Monday, March 24, 2008

BALANÇO DE DOIS ANOS E MEIO DE POLÍTICA CULTURAL EM VILA NOVA DE GAIA. RESULTADO: NEGATIVO!

salvadorpereirasantos@hotmail.com

Um grande e inesperado volume de afazeres decorrentes da minha actividade profissional impediu-me de manter, nas últimas duas semanas, a periodicidade com que venho animando este espaço de reflexão e critica exclusivamente dedicado às gentes e aos problemas de Santa Marinha, uma das maiores freguesias do País, tanto em termos demográficos como geográficos. Hoje, excepcionalmente, o tema em apreço é transversal a todo o Concelho de Gaia. Trata-se de um vector estratégico de desenvolvimento que não se pode restringir a uma parte da população do Município ou apenas a uma parcela do seu território. Estou a referir-me à Cultura, sobretudo enquanto módulo de formação e qualificação, plataforma de criação artística nas suas várias vertentes e espaço de fruição das artes e do património.

Situemo-nos primeiro no tempo. Após as eleições autárquicas de Outubro de 2005, Luís Filipe Menezes fez saber, em publicidade paga de página inteira, nos diversos jornais locais, que Gaia é «Uma Cidade de Cultura», ao mesmo tempo que Mário Dorminsky afirmava que era preciso «tirar Gaia do anonimato cultural em que vive» e prometia solenemente «colocar a cidade no mapa cultural do País». Não podia ser mais clara a disparidade quanto ao entendimento que o presidente da autarquia e o vereador da Cultura tinham da verdadeira expressão cultural do Concelho. Meses depois, as opiniões de ambos ganhavam nova clivagem. Filipe Menezes vangloriava-se das infra-estruturas culturais por si construídas e Mário Dorminsky queixava-se da falta de equipamentos adequados à realização de grandes eventos.

Cultura, para Mário Dorminsky, é apenas isto: eventos! Transformar a cidade num grande Salão de Festas, envolvendo os nomes mais sonantes do espectáculo, em desfile sobre passadeiras vermelhas, com braçados de flores de todas as cores, muita purpurina e lantejoulas: é este o sonho do vereador. Haja festa, porque o que é preciso é entreter a população, fazê-la desopilar, esquecer as agruras da vida. E é exactamente aqui que reside a diferença entre Cultura e o que ele nos quer dar.
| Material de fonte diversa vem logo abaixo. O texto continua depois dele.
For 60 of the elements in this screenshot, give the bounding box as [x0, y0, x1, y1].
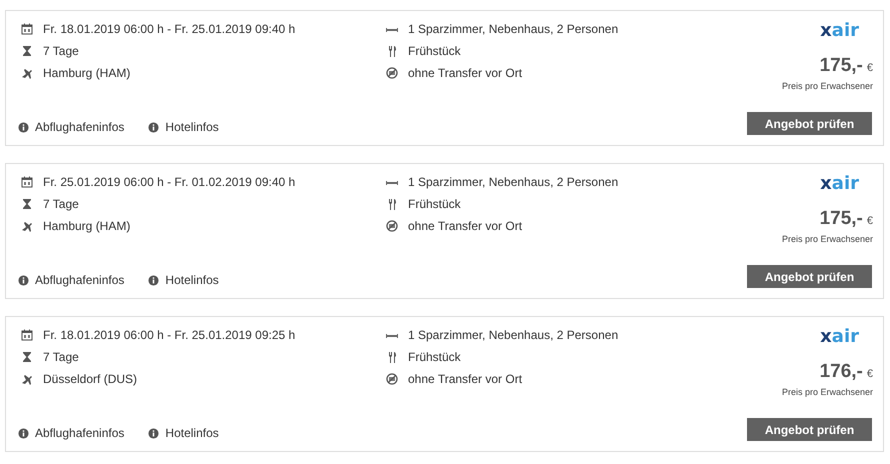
cutlery-icon: [386, 198, 398, 210]
price: 176,-: [820, 361, 863, 383]
hourglass-icon: [21, 198, 33, 210]
room-type: 1 Sparzimmer, Nebenhaus, 2 Personen: [408, 328, 618, 342]
price-note: Preis pro Erwachsener: [782, 81, 873, 91]
hourglass-icon: [21, 45, 33, 57]
info-icon: [18, 428, 29, 438]
no-transfer-icon: [386, 373, 398, 385]
departure-airport: Hamburg (HAM): [43, 219, 130, 233]
departure-airport: Hamburg (HAM): [43, 66, 130, 80]
cutlery-icon: [386, 45, 398, 57]
board-type: Frühstück: [408, 44, 461, 58]
room-type: 1 Sparzimmer, Nebenhaus, 2 Personen: [408, 175, 618, 189]
currency: €: [866, 368, 873, 380]
trip-duration: 7 Tage: [43, 197, 79, 211]
info-icon: [18, 274, 29, 286]
room-type: 1 Sparzimmer, Nebenhaus, 2 Personen: [408, 22, 618, 36]
provider-logo: xair: [820, 21, 859, 41]
currency: €: [866, 62, 873, 74]
info-link[interactable]: Hotelinfos: [148, 120, 219, 134]
calendar-icon: [21, 329, 33, 341]
calendar-icon: [21, 176, 33, 188]
check-offer-button[interactable]: Angebot prüfen: [747, 112, 872, 135]
calendar-icon: [21, 23, 33, 35]
price: 175,-: [820, 55, 863, 77]
transfer-info: ohne Transfer vor Ort: [408, 372, 522, 386]
departure-airport: Düsseldorf (DUS): [43, 372, 138, 386]
info-icon: [148, 122, 160, 132]
airplane-icon: [21, 67, 33, 79]
price-note: Preis pro Erwachsener: [782, 387, 873, 397]
provider-logo: xair: [820, 327, 859, 347]
board-type: Frühstück: [408, 197, 461, 211]
airplane-icon: [21, 220, 33, 232]
check-offer-button[interactable]: Angebot prüfen: [747, 265, 872, 288]
transfer-info: ohne Transfer vor Ort: [408, 219, 522, 233]
info-icon: [148, 274, 160, 286]
hourglass-icon: [21, 351, 33, 363]
no-transfer-icon: [386, 220, 398, 232]
cutlery-icon: [386, 351, 398, 363]
price-note: Preis pro Erwachsener: [782, 234, 873, 244]
price: 175,-: [820, 208, 863, 230]
info-icon: [148, 428, 160, 438]
check-offer-button[interactable]: Angebot prüfen: [747, 418, 872, 441]
trip-duration: 7 Tage: [43, 350, 79, 364]
info-link[interactable]: Hotelinfos: [148, 273, 219, 287]
board-type: Frühstück: [408, 350, 461, 364]
currency: €: [866, 215, 873, 227]
no-transfer-icon: [386, 67, 398, 79]
travel-dates: Fr. 18.01.2019 06:00 h - Fr. 25.01.2019 09:40 h: [43, 22, 296, 36]
info-link[interactable]: Abflughafeninfos: [18, 120, 124, 134]
airplane-icon: [21, 373, 33, 385]
info-link[interactable]: Abflughafeninfos: [18, 273, 124, 287]
trip-duration: 7 Tage: [43, 44, 79, 58]
transfer-info: ohne Transfer vor Ort: [408, 66, 522, 80]
travel-dates: Fr. 18.01.2019 06:00 h - Fr. 25.01.2019 09:25 h: [43, 328, 296, 342]
info-link[interactable]: Abflughafeninfos: [18, 426, 124, 440]
info-icon: [18, 122, 29, 132]
travel-dates: Fr. 25.01.2019 06:00 h - Fr. 01.02.2019 09:40 h: [43, 175, 296, 189]
info-link[interactable]: Hotelinfos: [148, 426, 219, 440]
provider-logo: xair: [820, 174, 859, 194]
Enquanto o entretenimento nos adormece a consciência, nos afasta dos problemas e anestesia tudo o que nos dói, tanto do ponto de vista social, como a nível político, a Cultura questiona-nos, obriga-nos a pensar, eleva-nos o espírito, cultiva-nos o sentido crítico, enriquece-nos o conhecimento e estimula-nos a prática da cidadania.
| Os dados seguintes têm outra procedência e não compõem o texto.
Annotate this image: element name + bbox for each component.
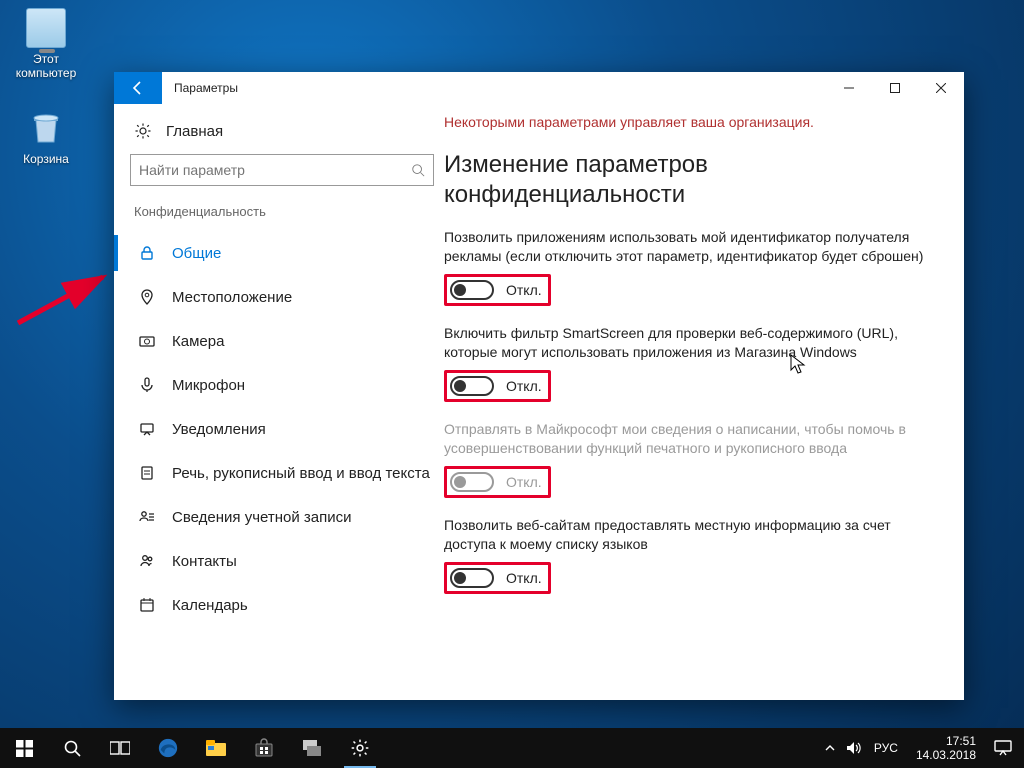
action-center-button[interactable] [988, 740, 1018, 756]
nav-item-contacts[interactable]: Контакты [130, 539, 434, 583]
search-input[interactable] [139, 162, 411, 178]
taskbar: РУС 17:51 14.03.2018 [0, 728, 1024, 768]
annotation-highlight: Откл. [444, 274, 551, 306]
desktop-icon-this-pc[interactable]: Этот компьютер [6, 8, 86, 80]
settings-window: Параметры Главная Конфиденциальность Об [114, 72, 964, 700]
taskbar-app-system[interactable] [288, 728, 336, 768]
tray-date: 14.03.2018 [916, 748, 976, 762]
computer-icon [26, 8, 66, 48]
org-managed-warning: Некоторыми параметрами управляет ваша ор… [444, 114, 934, 130]
back-button[interactable] [114, 72, 162, 104]
tray-time: 17:51 [916, 734, 976, 748]
setting-desc-advertising-id: Позволить приложениям использовать мой и… [444, 228, 924, 266]
location-icon [138, 288, 156, 306]
window-title: Параметры [162, 72, 826, 104]
tray-clock[interactable]: 17:51 14.03.2018 [908, 734, 984, 762]
notifications-icon [138, 420, 156, 438]
gear-icon [134, 122, 152, 140]
nav-item-general[interactable]: Общие [130, 231, 434, 275]
toggle-state-label: Откл. [506, 474, 542, 490]
nav-item-label: Речь, рукописный ввод и ввод текста [172, 465, 430, 482]
tray-language[interactable]: РУС [868, 741, 904, 755]
nav-item-label: Камера [172, 333, 224, 350]
nav-item-label: Календарь [172, 597, 248, 614]
nav-item-label: Местоположение [172, 289, 292, 306]
lock-icon [138, 244, 156, 262]
taskbar-app-edge[interactable] [144, 728, 192, 768]
titlebar: Параметры [114, 72, 964, 104]
annotation-highlight: Откл. [444, 370, 551, 402]
annotation-highlight: Откл. [444, 466, 551, 498]
toggle-advertising-id[interactable] [450, 280, 494, 300]
page-heading: Изменение параметров конфиденциальности [444, 150, 934, 210]
calendar-icon [138, 596, 156, 614]
nav-item-label: Сведения учетной записи [172, 509, 352, 526]
setting-desc-language-list: Позволить веб-сайтам предоставлять местн… [444, 516, 924, 554]
taskbar-app-explorer[interactable] [192, 728, 240, 768]
desktop-icon-recycle-bin[interactable]: Корзина [6, 108, 86, 166]
nav-item-location[interactable]: Местоположение [130, 275, 434, 319]
minimize-button[interactable] [826, 72, 872, 104]
clipboard-icon [138, 464, 156, 482]
nav-item-calendar[interactable]: Календарь [130, 583, 434, 627]
nav-section-label: Конфиденциальность [130, 204, 434, 219]
nav-item-label: Общие [172, 245, 221, 262]
toggle-state-label: Откл. [506, 282, 542, 298]
close-button[interactable] [918, 72, 964, 104]
annotation-arrow [8, 245, 118, 335]
setting-desc-typing-data: Отправлять в Майкрософт мои сведения о н… [444, 420, 924, 458]
toggle-typing-data [450, 472, 494, 492]
tray-volume-icon[interactable] [844, 741, 864, 755]
desktop-icon-label: Корзина [6, 152, 86, 166]
camera-icon [138, 332, 156, 350]
tray-language-label: РУС [874, 741, 898, 755]
search-box[interactable] [130, 154, 434, 186]
nav-home-label: Главная [166, 123, 223, 140]
nav-item-label: Контакты [172, 553, 237, 570]
microphone-icon [138, 376, 156, 394]
desktop-icon-label: Этот компьютер [6, 52, 86, 80]
account-icon [138, 508, 156, 526]
contacts-icon [138, 552, 156, 570]
nav-item-account[interactable]: Сведения учетной записи [130, 495, 434, 539]
toggle-language-list[interactable] [450, 568, 494, 588]
settings-nav: Главная Конфиденциальность Общие Местопо… [114, 104, 444, 700]
taskbar-search-button[interactable] [48, 728, 96, 768]
setting-desc-smartscreen: Включить фильтр SmartScreen для проверки… [444, 324, 924, 362]
tray-chevron-up-icon[interactable] [820, 742, 840, 754]
search-icon [411, 163, 425, 177]
task-view-button[interactable] [96, 728, 144, 768]
toggle-smartscreen[interactable] [450, 376, 494, 396]
nav-home[interactable]: Главная [130, 116, 434, 154]
nav-item-label: Уведомления [172, 421, 266, 438]
nav-item-microphone[interactable]: Микрофон [130, 363, 434, 407]
toggle-state-label: Откл. [506, 378, 542, 394]
nav-item-notifications[interactable]: Уведомления [130, 407, 434, 451]
settings-content: Некоторыми параметрами управляет ваша ор… [444, 104, 964, 700]
start-button[interactable] [0, 728, 48, 768]
annotation-highlight: Откл. [444, 562, 551, 594]
taskbar-app-settings[interactable] [336, 728, 384, 768]
maximize-button[interactable] [872, 72, 918, 104]
recycle-bin-icon [26, 108, 66, 148]
taskbar-app-store[interactable] [240, 728, 288, 768]
nav-item-camera[interactable]: Камера [130, 319, 434, 363]
system-tray: РУС 17:51 14.03.2018 [820, 728, 1024, 768]
nav-item-label: Микрофон [172, 377, 245, 394]
toggle-state-label: Откл. [506, 570, 542, 586]
nav-item-speech[interactable]: Речь, рукописный ввод и ввод текста [130, 451, 434, 495]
Dorminsky fala de eventos, mas ainda não disse o que pensa sobre “as Artes na Educação” ou sobre “a educação pelas Artes”. E será que ele sabe que Cultura é a interacção das diversas disciplinas escolares e científicas com os demais saberes técnicos, tecnológicos e artísticos, desiderato que facilita e promove a troca de experiências e o cruzamento de conhecimentos? A ligação entre a Educação e a Cultura é, aliás, um dos pilares fundamentais de uma verdadeira política cultural. Sem esta interacção não há projecto que se sedimente, ganhe raízes, floresça. E não se pense que esta questão, determinante na elevação do nível cultural das populações, se compadece com políticas sem planeamento, meramente pontuais e executadas ao sabor do improviso ou da inspiração do momento, como tem acontecido em Gaia.
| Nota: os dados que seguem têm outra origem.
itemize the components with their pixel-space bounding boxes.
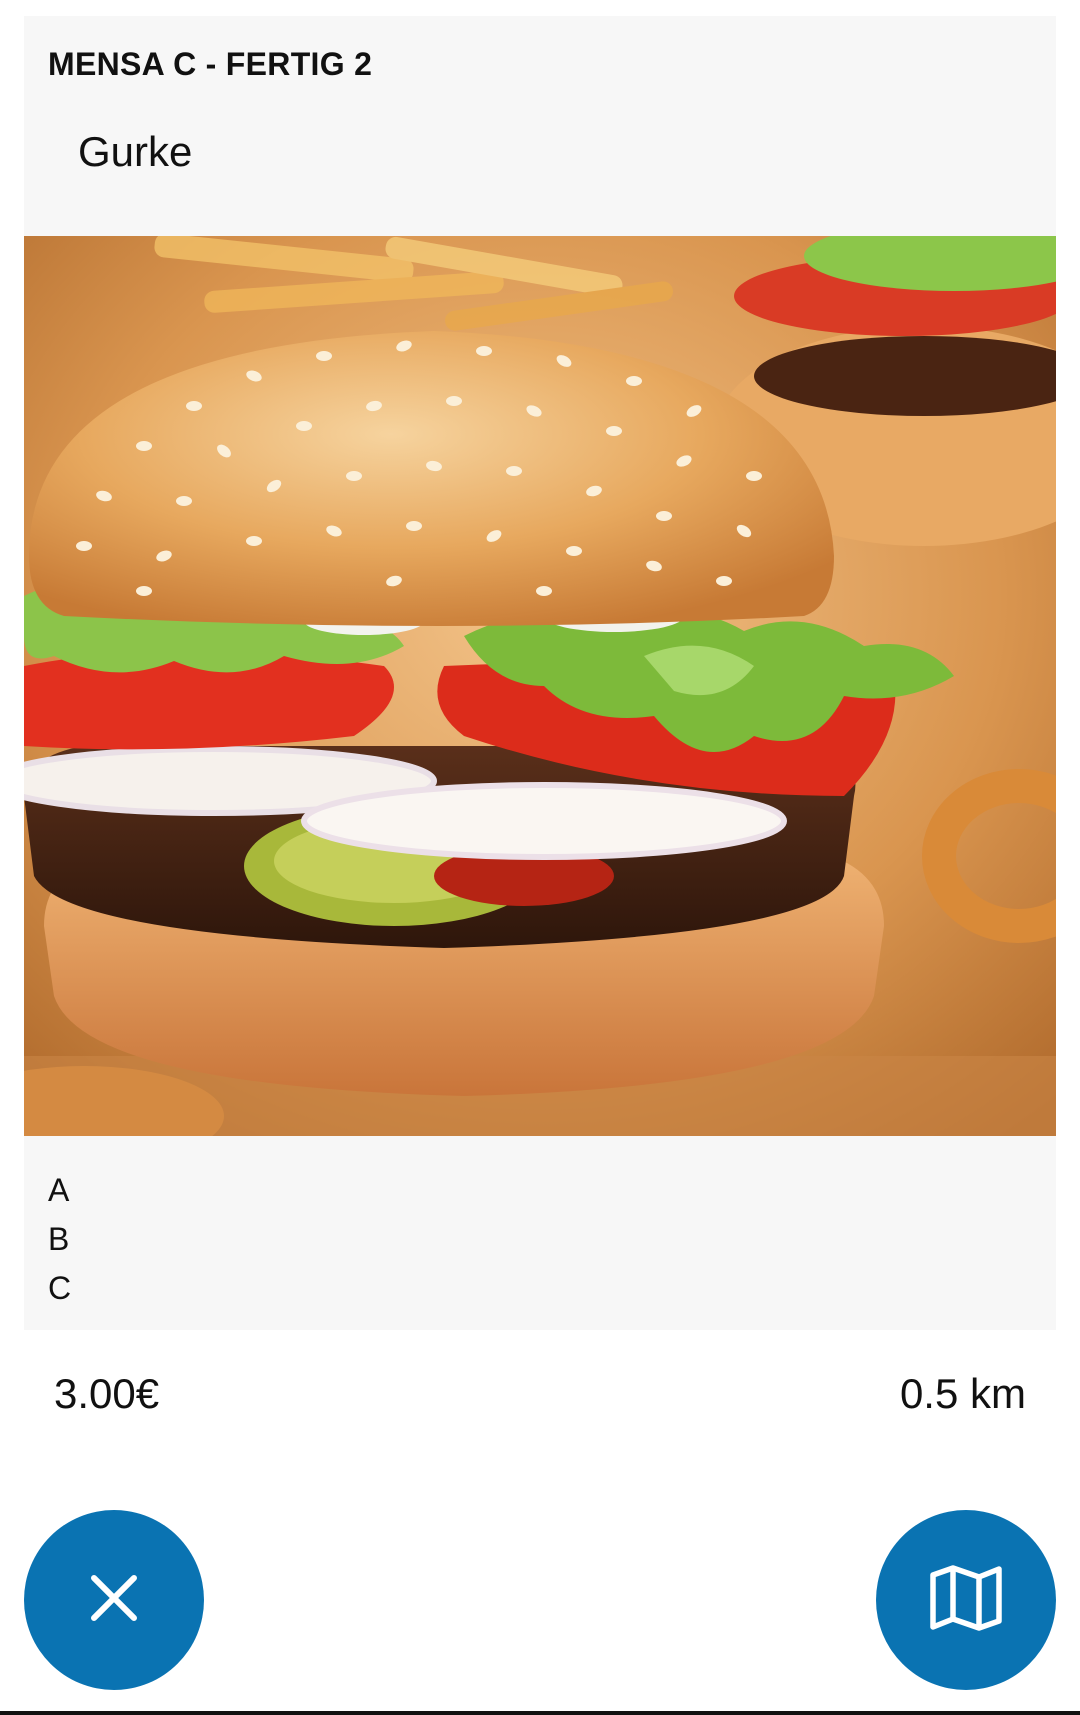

Dorminsky fala de eventos, mas não nos disse ainda qual o seu projecto ao nível da formação e qualificação para lá da rede escolar. Porque convém que tenhamos consciência de que não é apenas na Escola que nos formamos. Temos muito que aprender, por exemplo, com as marcas da nossa história inscritas em cada beco, em cada recanto das nossas freguesias, nas pedras das suas centenárias calçadas, nos seus velhos casarios e, claro, nos seus monumentos, que nos ajudam a identificar como povo. Por isso, para além do dever que temos de manter um olhar atento sobre as condições de preservação do nosso património histórico edificado, temos de realizar programas de animação e de promoção que despertem as consciências para a riqueza da nossa memória colectiva. E o que faz o vereador da Cultura nestes domínios?...

Dorminsky fala de eventos, mas ainda não nos disse nada sobre a demolição da Casa da Granja, sobre o abandono a que se votou a zona arqueológica do Lugar de Gaia, sobre o sítio de arte rupestre localizado em Canidelo, sobre o crime de lesa-património cometido na Torre do Facho do Fojo, sobre a ausência de projectos para o antigo Complexo Fabril das Devesas, sobre o ruidoso silêncio em torno da prometida criação do Núcleo Museológico dos Barcos Rabelo, sobre a sua passividade face à “destruição” da ala mais recente do Convento Corpus Christi, sobre o elevado estado de degradação de quase todo o património edificado ou sobre a inexistência de programas de animação e fruição dos jardins públicos e dos Monumentos e Lugares históricos de Gaia. Sobre estas questões, o vereador nada diz porque não sabe o que dizer.

Dorminsky fala de eventos, mas ainda não nos explicou as razões do adiamento sine die da Candidatura das Caves do Vinho do Porto a Património da Humanidade junto da UNESCO, como se exigiria a um vereador que detém igualmente os pelouros do Património e do Turismo, áreas que se articulam e potenciam mutuamente. Por que será que ele se calou quando o presidente do Executivo camarário lhe retirou tão importante dossier e o transferiu para as mãos de alguém que tem por missão captar investimentos, maioritariamente destinados à construção imobiliária no Centro Histórico? Ou será que o vereador ainda não percebeu que está a pactuar com uma atitude irresponsável e leviana que pode comprometer a preservação de um dos mais importantes e atractivos complexos arquitectónicos vinícolas do Mundo?!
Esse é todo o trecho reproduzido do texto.